Unless intended for immediate use, the qualified AMF should be refrigerated at 4 ℃. After preparation, AMF can be stored in an airtight container at 4 ℃ for up to 48 hours. Before testing, AMF must be brought to 23 ℃. + -. 1 ℃. After the test is complete, any unused portions are discarded.

MD bending length

The measurements of MD bend length provided herein were obtained using the Worldwide Strategic Partiners (WSP) test method 90.1.

The dimensions and values disclosed herein are not to be understood as being strictly limited to the exact numerical values recited. Rather, unless otherwise specified, each such dimension is intended to mean both the recited value and a functionally equivalent range surrounding that value. For example, a dimension disclosed as "40 mm" is intended to mean "about 40 mm".

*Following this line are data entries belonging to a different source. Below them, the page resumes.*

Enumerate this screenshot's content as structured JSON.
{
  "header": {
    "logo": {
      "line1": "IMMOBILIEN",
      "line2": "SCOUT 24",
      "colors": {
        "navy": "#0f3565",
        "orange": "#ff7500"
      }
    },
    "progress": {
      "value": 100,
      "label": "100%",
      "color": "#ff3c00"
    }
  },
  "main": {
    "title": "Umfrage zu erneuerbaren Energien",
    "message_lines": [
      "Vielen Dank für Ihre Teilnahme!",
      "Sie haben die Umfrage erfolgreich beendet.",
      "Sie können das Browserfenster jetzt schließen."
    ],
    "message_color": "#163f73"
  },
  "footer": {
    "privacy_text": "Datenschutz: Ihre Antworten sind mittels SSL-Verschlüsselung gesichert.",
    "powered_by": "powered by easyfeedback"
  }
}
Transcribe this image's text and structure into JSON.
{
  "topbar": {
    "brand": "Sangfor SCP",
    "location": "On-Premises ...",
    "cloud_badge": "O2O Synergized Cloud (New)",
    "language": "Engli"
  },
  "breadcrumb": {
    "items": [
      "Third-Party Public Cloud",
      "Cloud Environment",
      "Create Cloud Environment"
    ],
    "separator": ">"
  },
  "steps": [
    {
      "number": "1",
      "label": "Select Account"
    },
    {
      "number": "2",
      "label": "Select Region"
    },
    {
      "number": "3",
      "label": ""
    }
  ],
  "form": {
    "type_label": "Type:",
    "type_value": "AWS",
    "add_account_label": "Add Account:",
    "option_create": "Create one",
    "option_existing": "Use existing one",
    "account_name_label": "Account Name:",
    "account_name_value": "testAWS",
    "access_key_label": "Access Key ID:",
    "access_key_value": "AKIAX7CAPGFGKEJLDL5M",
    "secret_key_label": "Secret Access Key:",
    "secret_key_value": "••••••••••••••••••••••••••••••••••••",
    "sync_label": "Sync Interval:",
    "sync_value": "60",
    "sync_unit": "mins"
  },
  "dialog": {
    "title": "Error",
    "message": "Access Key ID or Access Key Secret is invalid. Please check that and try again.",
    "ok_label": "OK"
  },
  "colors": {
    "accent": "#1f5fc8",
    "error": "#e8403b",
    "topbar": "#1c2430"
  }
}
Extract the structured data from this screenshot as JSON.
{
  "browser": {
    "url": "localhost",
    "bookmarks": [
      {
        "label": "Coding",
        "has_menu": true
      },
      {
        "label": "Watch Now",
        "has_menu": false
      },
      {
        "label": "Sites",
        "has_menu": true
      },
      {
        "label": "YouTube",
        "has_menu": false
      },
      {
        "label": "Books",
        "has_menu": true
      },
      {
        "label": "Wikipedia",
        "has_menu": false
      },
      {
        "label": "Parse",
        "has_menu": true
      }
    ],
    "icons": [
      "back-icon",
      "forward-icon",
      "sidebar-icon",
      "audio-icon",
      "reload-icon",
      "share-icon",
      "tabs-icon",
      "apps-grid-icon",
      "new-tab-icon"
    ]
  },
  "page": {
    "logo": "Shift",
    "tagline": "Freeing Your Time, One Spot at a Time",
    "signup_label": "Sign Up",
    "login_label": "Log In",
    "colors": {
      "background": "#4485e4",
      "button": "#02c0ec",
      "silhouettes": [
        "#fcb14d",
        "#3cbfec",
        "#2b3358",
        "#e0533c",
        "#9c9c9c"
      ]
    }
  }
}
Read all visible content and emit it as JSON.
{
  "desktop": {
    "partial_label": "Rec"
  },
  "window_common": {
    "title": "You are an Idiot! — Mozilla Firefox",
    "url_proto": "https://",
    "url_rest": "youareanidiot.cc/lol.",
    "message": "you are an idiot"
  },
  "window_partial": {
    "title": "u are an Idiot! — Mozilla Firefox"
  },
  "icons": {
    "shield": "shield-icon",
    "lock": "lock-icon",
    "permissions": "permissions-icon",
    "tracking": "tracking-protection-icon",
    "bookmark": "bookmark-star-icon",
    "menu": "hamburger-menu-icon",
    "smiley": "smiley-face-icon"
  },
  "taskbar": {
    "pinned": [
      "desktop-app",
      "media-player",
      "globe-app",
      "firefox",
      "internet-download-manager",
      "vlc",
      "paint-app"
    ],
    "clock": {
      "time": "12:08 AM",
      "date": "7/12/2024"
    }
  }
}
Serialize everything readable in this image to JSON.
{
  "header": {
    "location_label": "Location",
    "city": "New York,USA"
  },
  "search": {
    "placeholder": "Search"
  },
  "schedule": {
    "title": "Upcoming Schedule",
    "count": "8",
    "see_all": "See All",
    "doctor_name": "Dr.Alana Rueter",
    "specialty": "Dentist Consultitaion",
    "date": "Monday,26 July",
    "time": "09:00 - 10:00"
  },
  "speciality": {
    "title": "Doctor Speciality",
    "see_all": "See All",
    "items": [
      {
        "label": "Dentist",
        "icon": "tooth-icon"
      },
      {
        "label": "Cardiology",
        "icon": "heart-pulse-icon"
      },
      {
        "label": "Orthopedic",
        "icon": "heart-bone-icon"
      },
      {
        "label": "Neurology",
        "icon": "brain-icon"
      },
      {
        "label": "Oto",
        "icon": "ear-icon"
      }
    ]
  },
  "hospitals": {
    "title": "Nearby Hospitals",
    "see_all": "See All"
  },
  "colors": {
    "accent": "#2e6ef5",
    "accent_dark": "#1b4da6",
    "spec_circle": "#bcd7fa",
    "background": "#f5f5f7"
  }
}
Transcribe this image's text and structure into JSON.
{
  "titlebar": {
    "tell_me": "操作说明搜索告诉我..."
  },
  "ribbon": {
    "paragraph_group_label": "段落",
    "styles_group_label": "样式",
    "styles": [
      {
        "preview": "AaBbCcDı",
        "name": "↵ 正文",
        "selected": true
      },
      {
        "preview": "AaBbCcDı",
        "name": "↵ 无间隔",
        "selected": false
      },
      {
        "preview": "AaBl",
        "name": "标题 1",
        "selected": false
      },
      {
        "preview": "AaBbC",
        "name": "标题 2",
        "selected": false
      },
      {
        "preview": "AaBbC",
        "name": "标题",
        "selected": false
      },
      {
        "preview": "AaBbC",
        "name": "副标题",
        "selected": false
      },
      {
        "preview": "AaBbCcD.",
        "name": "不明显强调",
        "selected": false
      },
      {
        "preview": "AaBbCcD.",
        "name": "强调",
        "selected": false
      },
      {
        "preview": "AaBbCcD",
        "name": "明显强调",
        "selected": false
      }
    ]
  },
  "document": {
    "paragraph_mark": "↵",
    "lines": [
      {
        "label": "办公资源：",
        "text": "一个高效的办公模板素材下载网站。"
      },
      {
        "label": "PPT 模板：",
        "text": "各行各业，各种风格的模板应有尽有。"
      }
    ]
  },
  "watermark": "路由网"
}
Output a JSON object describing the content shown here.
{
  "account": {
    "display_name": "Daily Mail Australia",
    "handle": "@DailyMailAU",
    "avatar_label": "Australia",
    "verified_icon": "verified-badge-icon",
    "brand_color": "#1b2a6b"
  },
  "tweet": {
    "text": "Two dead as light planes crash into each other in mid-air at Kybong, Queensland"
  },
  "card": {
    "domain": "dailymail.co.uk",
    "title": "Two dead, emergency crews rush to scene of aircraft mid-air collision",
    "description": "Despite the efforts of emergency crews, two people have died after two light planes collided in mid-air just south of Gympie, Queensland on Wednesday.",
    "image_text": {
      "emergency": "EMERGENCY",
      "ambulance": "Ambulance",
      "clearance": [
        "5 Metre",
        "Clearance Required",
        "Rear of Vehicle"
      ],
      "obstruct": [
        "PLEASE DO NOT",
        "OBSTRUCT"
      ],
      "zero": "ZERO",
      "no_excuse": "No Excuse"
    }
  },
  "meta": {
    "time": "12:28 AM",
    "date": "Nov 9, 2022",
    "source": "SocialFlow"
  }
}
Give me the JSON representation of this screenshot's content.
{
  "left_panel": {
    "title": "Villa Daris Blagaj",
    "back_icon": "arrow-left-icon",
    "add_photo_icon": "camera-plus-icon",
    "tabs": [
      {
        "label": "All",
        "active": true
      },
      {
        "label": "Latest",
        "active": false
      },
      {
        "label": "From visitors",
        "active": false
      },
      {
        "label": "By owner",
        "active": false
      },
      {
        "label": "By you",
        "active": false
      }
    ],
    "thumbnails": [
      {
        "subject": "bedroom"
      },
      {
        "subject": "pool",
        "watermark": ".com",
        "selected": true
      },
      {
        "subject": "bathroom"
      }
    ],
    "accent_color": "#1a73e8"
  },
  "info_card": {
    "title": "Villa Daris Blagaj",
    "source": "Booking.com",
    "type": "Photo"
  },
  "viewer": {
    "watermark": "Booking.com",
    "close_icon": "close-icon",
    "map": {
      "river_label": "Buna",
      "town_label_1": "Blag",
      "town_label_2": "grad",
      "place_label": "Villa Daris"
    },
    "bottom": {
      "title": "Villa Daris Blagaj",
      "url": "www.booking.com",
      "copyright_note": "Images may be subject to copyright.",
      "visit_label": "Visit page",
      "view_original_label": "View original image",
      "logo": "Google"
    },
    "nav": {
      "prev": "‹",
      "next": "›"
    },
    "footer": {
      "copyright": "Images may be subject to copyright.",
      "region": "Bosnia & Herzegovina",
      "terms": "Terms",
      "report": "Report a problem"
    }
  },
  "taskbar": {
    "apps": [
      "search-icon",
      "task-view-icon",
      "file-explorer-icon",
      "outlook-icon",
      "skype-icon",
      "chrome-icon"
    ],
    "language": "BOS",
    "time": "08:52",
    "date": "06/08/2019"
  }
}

Each document cited herein, including any cross-referenced or related patent or application, is hereby incorporated by reference in its entirety unless expressly excluded or otherwise limited. The citation of any document is not an admission that it is prior art with any disclosure of the invention or the claims herein or that it alone, or in combination with any one or more of the references, teaches, suggests or discloses any such invention. Further, to the extent that any meaning or definition of a term in this document conflicts with any meaning or definition of the same term in a document incorporated by reference, the meaning or definition assigned to that term in this document shall govern.

While particular embodiments of the present invention have been illustrated and described, it would be obvious to those skilled in the art that various other changes and modifications can be made without departing from the spirit and scope of the invention. It is therefore intended to cover in the appended claims all such changes and modifications that are within the scope of this invention.